If anyone has anything to add, that would be extremely helpful.
EDIT: I was looking at the wrong code list! I have more accurate info now.
Last edited by TheChairman76; Aug 30, 2023 at 10:35 PM. Reason: I got wrong info!
Trending Topics




That was adequate at the time, but shy comparing to new generation engines.
The vacuum systems on them changed over the years, but it was a MAZE.
I did own such, that I bought for my son's college and took me some time to restore messed up vacuum system. Benzword W124 section had excellent library of WIS and other help.
If I am not mistaken, MB of the time did have 38-pin plug for troubleshooting?
Anyway, from what I remember it wasn't the vacuum lines, that were main problem, but deteriorating rubber couplings and tees. Still remember the transmission vacuum coupling giving me good headaches.
Other common troubles were HVAC elements and even 20 years ago lot of owners had the system capped off.
Point is that once you loose vacuum from the system, wastegate no longer operates.
The Best of Mercedes & AMG
I checked the entire harness today and couldnt find any areas that were chaffed or damaged. I did find a bulge in the harness near the OVP, but cutting it open revealed nothing amiss. I also checked the connector at the EGR transducer as well as the pins for short to ground and continuity back to the DCU and the OVP and everything seemed alright. The connector at the idle control on the fuel pump was oily, nasty, and cracked. I cleaned it completely and checked it. Nothing amiss other than the crack. In retrospect I did not check the idle control itself for an internal short. It does seem to be working, as idle does change when it is unplugged and plugged back in.
I've got some more diag tomorrow to do and testing to see if cleaning up the plug at the idle control corrected the condition. If it doesnt, Im not going to waste a ton of time going through the wiring harness. Ill just convert it to a pressure mechanical wastegate and call it a day. With the EGR and Wastegate controls removed, the manifold pressure sensor will not be able to limit charge air and fuel just because it doesnt like what it sees.




Being active on MB forums in those years, I never hear positive experience about modifications on those engines.
So good luck with your ideas.
That's only if I discover that it can't be economically repaired because parts are NLA. If I can fix it correctly, I will.

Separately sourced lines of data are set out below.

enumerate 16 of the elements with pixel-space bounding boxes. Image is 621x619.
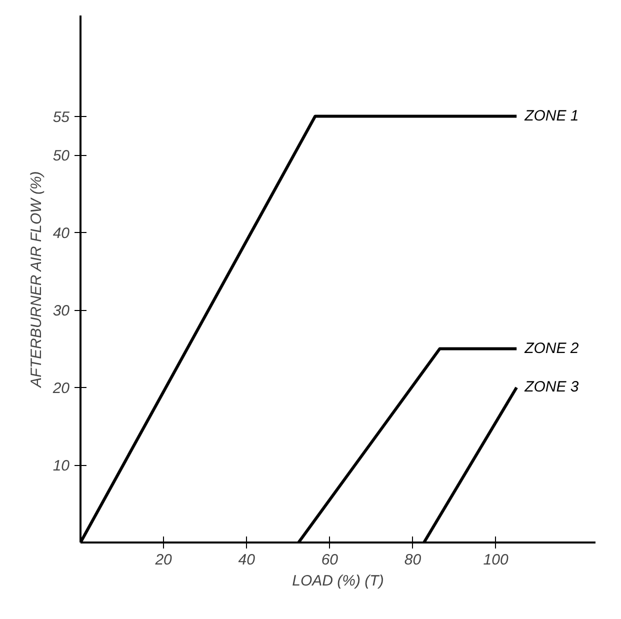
x-tick-label: 80 xyxy=(404,552,422,568)
series-label: ZONE 1 xyxy=(524,107,579,124)
x-axis-title: LOAD (%) (T) xyxy=(292,572,384,590)
y-axis-title: AFTERBURNER AIR FLOW (%) xyxy=(28,171,45,388)
y-tick-label: 55 xyxy=(52,108,70,126)
y-tick-label: 30 xyxy=(52,302,70,320)
y-tick-label: 40 xyxy=(52,225,70,242)
y-tick-label: 20 xyxy=(52,380,70,397)
series-label: ZONE 3 xyxy=(524,378,580,396)
x-tick-label: 60 xyxy=(321,552,339,568)
y-tick-label: 50 xyxy=(52,148,70,164)
series-label: ZONE 2 xyxy=(524,340,580,357)
x-tick-label: 100 xyxy=(483,552,509,568)
x-tick-label: 40 xyxy=(238,552,256,568)
y-tick-label: 10 xyxy=(52,458,70,474)
x-tick-label: 20 xyxy=(154,552,173,568)
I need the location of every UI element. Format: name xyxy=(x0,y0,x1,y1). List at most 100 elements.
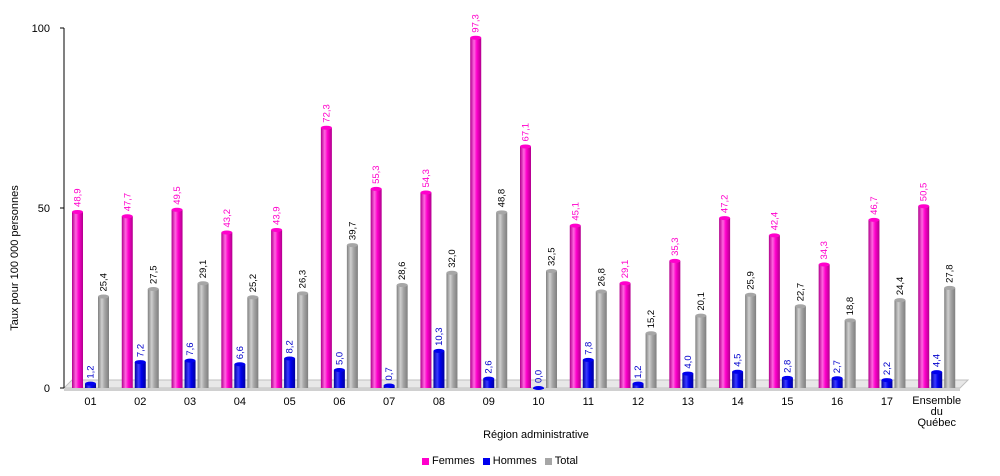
legend-label: Total xyxy=(554,455,579,467)
data-label: 49,5 xyxy=(172,186,183,205)
data-label: 27,8 xyxy=(945,264,956,283)
x-tick-label: 15 xyxy=(781,396,793,408)
data-label: 4,0 xyxy=(683,355,694,368)
bar-total xyxy=(147,289,159,388)
bar-cap xyxy=(370,186,382,191)
bar-total xyxy=(645,333,657,388)
bar-femmes xyxy=(271,229,283,388)
x-tick-label: Ensemble xyxy=(912,395,961,407)
data-label: 48,8 xyxy=(497,189,508,208)
x-tick-label: 14 xyxy=(731,396,743,408)
bar-hommes xyxy=(582,359,594,388)
data-label: 25,4 xyxy=(99,273,110,292)
data-label: 39,7 xyxy=(347,222,358,241)
bar-cap xyxy=(682,371,694,376)
data-label: 1,2 xyxy=(633,365,644,378)
data-label: 5,0 xyxy=(334,352,345,365)
data-label: 25,2 xyxy=(248,274,259,293)
bar-total xyxy=(396,285,408,388)
bar-femmes xyxy=(768,235,780,388)
data-label: 29,1 xyxy=(620,260,631,279)
bar-cap xyxy=(894,298,906,303)
bar-total xyxy=(98,296,109,388)
bar-cap xyxy=(98,294,109,299)
legend-swatch xyxy=(421,457,429,465)
x-tick-label: 04 xyxy=(234,396,246,408)
bar-femmes xyxy=(868,219,880,388)
bar-cap xyxy=(284,356,296,361)
data-label: 20,1 xyxy=(696,292,707,311)
bar-cap xyxy=(396,283,408,288)
x-tick-label: 09 xyxy=(483,396,495,408)
bar-femmes xyxy=(669,260,681,388)
data-label: 2,7 xyxy=(832,360,843,373)
bar-hommes xyxy=(881,380,893,388)
data-label: 25,9 xyxy=(746,271,757,290)
bar-femmes xyxy=(520,146,531,388)
bar-total xyxy=(695,315,707,388)
bar-cap xyxy=(420,190,432,195)
bar-cap xyxy=(171,207,183,212)
data-label: 42,4 xyxy=(769,212,780,231)
legend: Femmes Hommes Total xyxy=(0,455,1000,468)
y-axis-title: Taux pour 100 000 personnes xyxy=(9,185,21,331)
data-label: 26,8 xyxy=(596,268,607,287)
bar-cap xyxy=(433,348,445,353)
bar-total xyxy=(446,272,458,388)
x-tick-label: 17 xyxy=(881,396,893,408)
bar-cap xyxy=(719,216,731,221)
bar-cap xyxy=(619,281,631,286)
bar-cap xyxy=(745,292,757,297)
data-label: 10,3 xyxy=(434,327,445,346)
bar-cap xyxy=(645,331,657,336)
bar-femmes xyxy=(619,283,631,388)
data-label: 29,1 xyxy=(198,260,209,279)
legend-label: Hommes xyxy=(492,455,537,467)
x-tick-label: du xyxy=(931,406,943,418)
data-label: 8,2 xyxy=(285,340,296,353)
x-tick-label: Québec xyxy=(917,417,956,429)
bar-cap xyxy=(134,360,146,365)
bar-femmes xyxy=(569,225,581,388)
bar-cap xyxy=(818,262,830,267)
data-label: 2,8 xyxy=(782,360,793,373)
bar-cap xyxy=(931,370,943,375)
bar-cap xyxy=(184,358,196,363)
x-tick-label: 11 xyxy=(583,396,594,408)
bar-femmes xyxy=(719,218,731,388)
data-label: 15,2 xyxy=(646,310,657,329)
bar-hommes xyxy=(682,373,694,388)
bar-cap xyxy=(781,375,793,380)
data-label: 54,3 xyxy=(421,169,432,188)
bar-cap xyxy=(483,376,495,381)
bar-total xyxy=(546,271,557,388)
plot-floor-edge xyxy=(64,388,960,391)
x-tick-label: 13 xyxy=(682,396,694,408)
data-label: 32,5 xyxy=(547,248,558,267)
data-label: 2,6 xyxy=(484,360,495,373)
bar-cap xyxy=(221,230,233,235)
bar-cap xyxy=(496,210,508,215)
bar-hommes xyxy=(931,372,943,388)
bar-cap xyxy=(320,125,332,130)
data-label: 7,2 xyxy=(135,344,146,357)
bar-total xyxy=(844,320,856,388)
data-label: 47,7 xyxy=(122,193,133,212)
bar-cap xyxy=(831,376,843,381)
bar-hommes xyxy=(632,383,644,388)
bar-femmes xyxy=(320,127,332,388)
data-label: 50,5 xyxy=(919,183,930,202)
bar-cap xyxy=(470,35,482,40)
x-tick-label: 01 xyxy=(84,396,96,408)
data-label: 35,3 xyxy=(670,237,681,256)
data-label: 4,4 xyxy=(932,354,943,367)
bar-femmes xyxy=(420,192,432,388)
x-tick-label: 02 xyxy=(134,396,146,408)
data-label: 2,2 xyxy=(882,362,893,375)
x-axis-title: Région administrative xyxy=(483,429,589,441)
bar-total xyxy=(496,212,508,388)
bar-cap xyxy=(569,223,581,228)
bar-total xyxy=(894,300,906,388)
bar-total xyxy=(346,245,358,388)
legend-item-hommes: Hommes xyxy=(482,455,537,467)
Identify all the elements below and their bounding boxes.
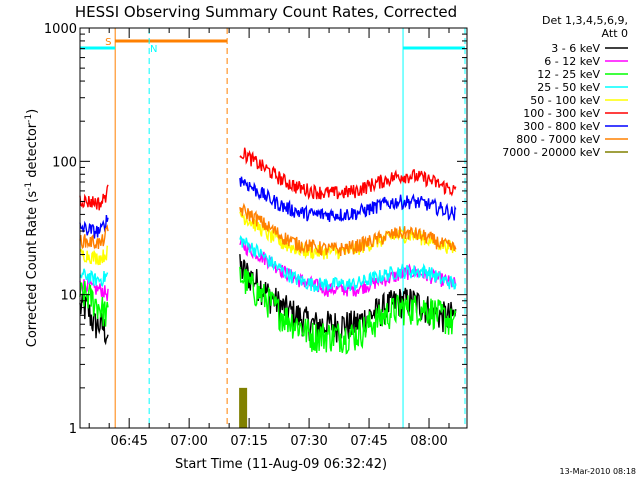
series-line-pre-7 xyxy=(79,224,109,250)
legend-label-8: 7000 - 20000 keV xyxy=(502,146,600,159)
y-tick-label-1: 10 xyxy=(60,289,77,304)
legend-label-1: 6 - 12 keV xyxy=(544,55,600,68)
x-tick-label-4: 07:45 xyxy=(350,434,387,449)
y-axis-label-part3: ) xyxy=(25,109,40,114)
y-axis-label: Corrected Count Rate (s-1 detector-1) xyxy=(24,109,40,347)
legend-label-0: 3 - 6 keV xyxy=(551,42,600,55)
series-line-pre-2 xyxy=(79,281,109,327)
legend-label-5: 100 - 300 keV xyxy=(523,107,600,120)
series-line-post-2 xyxy=(239,266,457,355)
y-tick-label-2: 100 xyxy=(52,155,77,170)
legend-label-7: 800 - 7000 keV xyxy=(516,133,600,146)
legend-label-2: 12 - 25 keV xyxy=(537,68,600,81)
x-tick-label-2: 07:15 xyxy=(230,434,267,449)
legend-label-4: 50 - 100 keV xyxy=(530,94,600,107)
x-tick-label-5: 08:00 xyxy=(410,434,447,449)
x-axis-label: Start Time (11-Aug-09 06:32:42) xyxy=(175,457,387,472)
series-line-pre-5 xyxy=(79,184,109,211)
x-tick-label-1: 07:00 xyxy=(170,434,207,449)
legend-header-line2: Att 0 xyxy=(602,27,628,40)
chart-title: HESSI Observing Summary Count Rates, Cor… xyxy=(75,3,457,21)
flag-label-0: S xyxy=(105,37,111,48)
y-axis-label-sup2: -1 xyxy=(24,114,34,123)
y-axis-label-part1: Corrected Count Rate (s xyxy=(25,191,40,348)
y-tick-label-0: 1 xyxy=(69,422,77,437)
legend-header-line1: Det 1,3,4,5,6,9, xyxy=(542,14,628,27)
plot-data-layer: SN xyxy=(79,28,466,428)
series-line-post-7 xyxy=(239,202,457,257)
y-axis-label-sup1: -1 xyxy=(24,182,34,191)
y-axis-label-part2: detector xyxy=(25,122,40,182)
attenuator-bar xyxy=(239,387,248,428)
series-line-post-6 xyxy=(239,176,457,223)
series-line-pre-6 xyxy=(79,215,109,239)
y-tick-label-3: 1000 xyxy=(44,22,77,37)
series-line-post-0 xyxy=(239,254,457,343)
x-tick-label-0: 06:45 xyxy=(110,434,147,449)
series-line-pre-3 xyxy=(79,268,109,287)
x-tick-label-3: 07:30 xyxy=(290,434,327,449)
legend-label-3: 25 - 50 keV xyxy=(537,81,600,94)
generation-timestamp: 13-Mar-2010 08:18 xyxy=(560,467,637,476)
legend-label-6: 300 - 800 keV xyxy=(523,120,600,133)
series-line-pre-4 xyxy=(79,245,109,266)
series-line-post-3 xyxy=(239,234,457,293)
series-line-post-5 xyxy=(239,147,457,201)
axes-layer: 1 10 100 1000 06:45 07:00 07:15 07:30 07:45 08:00 xyxy=(44,22,467,449)
flag-label-1: N xyxy=(150,44,157,55)
plot-frame xyxy=(79,27,468,429)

I used to live i SF Bay Area and could find any parts I wanted. The only new parts I had to buy was brake hose, as aged are not good for reuse.
So try to find fellow owner in CA and see if he can help you.
Did a little more poking around today under the hood, and put my hands on a few more things. I went through the entire harness end to end.
I did not find anything weird or rubbed through. I had a code 11 for a short on a specific circuit that is fed by the OVP. I rolled the dice and ordered a Uro OVP off of Amazon last night for delivery this morning and threw it in. I drove the car about 200 miles today and never lost boost pressure.
I believe the short is in the OEM OVP relay, but doesn't present itself all of the time or I disturbed the harness in some way to stop whatever shorting was taking place. Either way, the issue is resolved and the car idles much better as well. I'm not going to dig any further into this. Sometimes things are best left alone on old machines. Now to move on to addressing more of the deferred maintenance like flushing out the ancient coolant, replacing the thermostat and housing gasket that are starting to leak, and servicing the transmission. Those flex discs are looking a little questionable, too.